The director of the Berkeley Atmospheric Sciences Center is stepping down from his leadership post in an apparent protest against cancel culture in higher education and the academy’s growing intolerance of viewpoint diversity.

UC Berkeley Professor David Romps explained his reasoning in a lengthy Twitter thread posted Monday, citing MIT’s recent decision to cancel a guest lecture because of the invited scientist’s political views.

Dorian Abbot, associate professor of geophysical sciences at the University of Chicago, had been scheduled to give the John Carlson Lecture in the Department of Earth, Atmospheric and Planetary Sciences at MIT on October 21, but the department canceled the lecture due to Abbot’s criticism of diversity, equity and inclusion.

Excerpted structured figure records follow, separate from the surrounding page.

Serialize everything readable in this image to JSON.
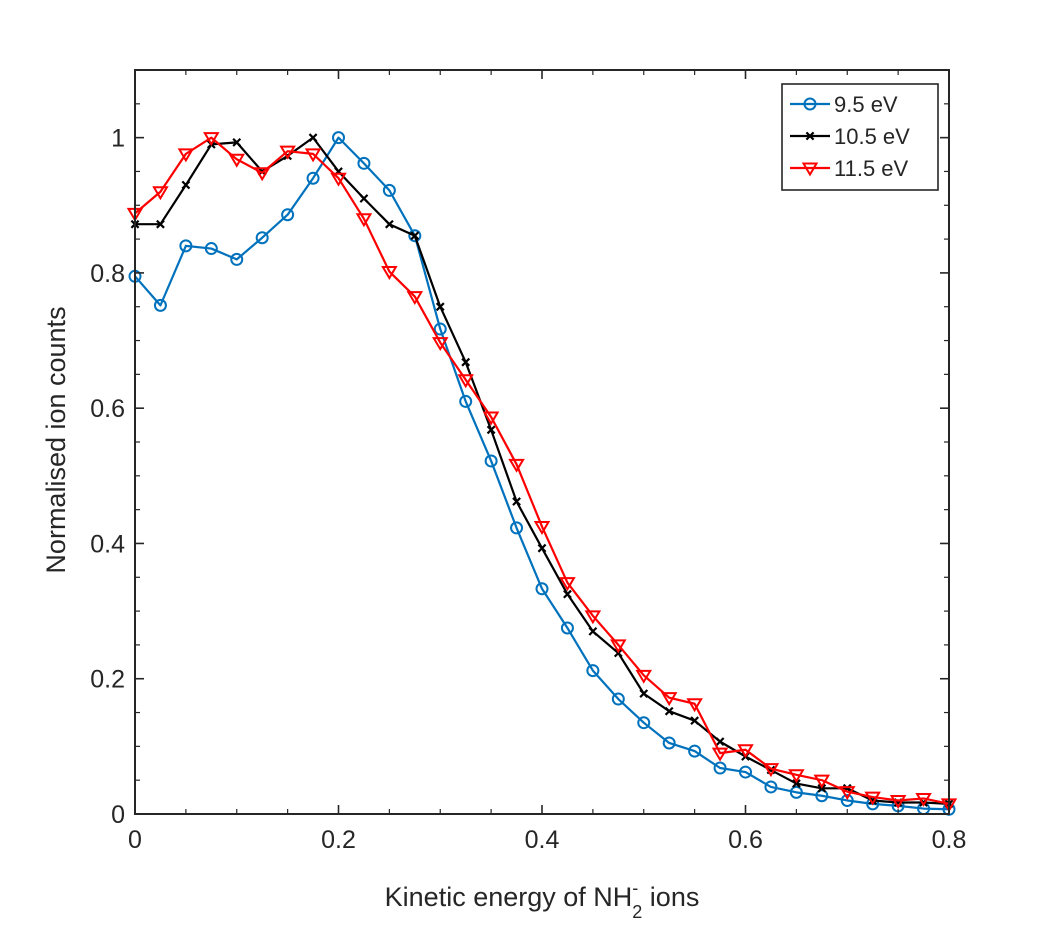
{
  "chart_data": {
    "type": "line",
    "title": "",
    "xlabel_prefix": "Kinetic energy of NH",
    "xlabel_sub": "2",
    "xlabel_sup": "-",
    "xlabel_suffix": " ions",
    "ylabel": "Normalised ion counts",
    "xlim": [
      0,
      0.8
    ],
    "ylim": [
      0,
      1.1
    ],
    "xticks": [
      0,
      0.2,
      0.4,
      0.6,
      0.8
    ],
    "xtick_labels": [
      "0",
      "0.2",
      "0.4",
      "0.6",
      "0.8"
    ],
    "yticks": [
      0,
      0.2,
      0.4,
      0.6,
      0.8,
      1
    ],
    "ytick_labels": [
      "0",
      "0.2",
      "0.4",
      "0.6",
      "0.8",
      "1"
    ],
    "grid": false,
    "legend_position": "top-right",
    "x": [
      0,
      0.025,
      0.05,
      0.075,
      0.1,
      0.125,
      0.15,
      0.175,
      0.2,
      0.225,
      0.25,
      0.275,
      0.3,
      0.325,
      0.35,
      0.375,
      0.4,
      0.425,
      0.45,
      0.475,
      0.5,
      0.525,
      0.55,
      0.575,
      0.6,
      0.625,
      0.65,
      0.675,
      0.7,
      0.725,
      0.75,
      0.775,
      0.8
    ],
    "series": [
      {
        "name": "9.5 eV",
        "color": "#0072BD",
        "marker": "circle",
        "values": [
          0.795,
          0.752,
          0.84,
          0.836,
          0.82,
          0.852,
          0.886,
          0.94,
          1.0,
          0.962,
          0.922,
          0.855,
          0.717,
          0.61,
          0.522,
          0.423,
          0.333,
          0.275,
          0.212,
          0.17,
          0.135,
          0.105,
          0.093,
          0.068,
          0.062,
          0.04,
          0.032,
          0.027,
          0.02,
          0.015,
          0.012,
          0.008,
          0.007
        ]
      },
      {
        "name": "10.5 eV",
        "color": "#000000",
        "marker": "x",
        "values": [
          0.872,
          0.872,
          0.93,
          0.99,
          0.993,
          0.95,
          0.973,
          1.0,
          0.95,
          0.91,
          0.872,
          0.855,
          0.75,
          0.668,
          0.568,
          0.462,
          0.393,
          0.325,
          0.27,
          0.238,
          0.178,
          0.152,
          0.138,
          0.107,
          0.085,
          0.065,
          0.045,
          0.038,
          0.038,
          0.02,
          0.017,
          0.017,
          0.015
        ]
      },
      {
        "name": "11.5 eV",
        "color": "#FF0000",
        "marker": "triangle-down",
        "values": [
          0.888,
          0.92,
          0.976,
          1.0,
          0.968,
          0.948,
          0.98,
          0.976,
          0.94,
          0.88,
          0.802,
          0.765,
          0.697,
          0.642,
          0.587,
          0.517,
          0.425,
          0.342,
          0.293,
          0.25,
          0.205,
          0.172,
          0.163,
          0.09,
          0.095,
          0.067,
          0.058,
          0.05,
          0.033,
          0.025,
          0.02,
          0.023,
          0.015
        ]
      }
    ]
  }
}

Abbot has proposed an alternative framework to DEI called Merit, Fairness and Equality, which would treat applicants “as individuals and evaluated through a rigorous and unbiased process based on their merit and qualifications alone.”

Romps tweeted that, in response to MIT canceling the guest lecture, he asked the Berkeley Atmospheric Sciences Center faculty to give Abbot a platform “to hear the science talk he had prepared and, by extending the invitation now, reaffirm that BASC is a purely scientific organization, not a political one.”

Abbot had, in fact, given a guest lecture at Berkeley in the past.

“In the ensuing discussion among the BASC faculty, it became unclear to me whether we could invite that scientist ever again, let alone now,” Romps tweeted.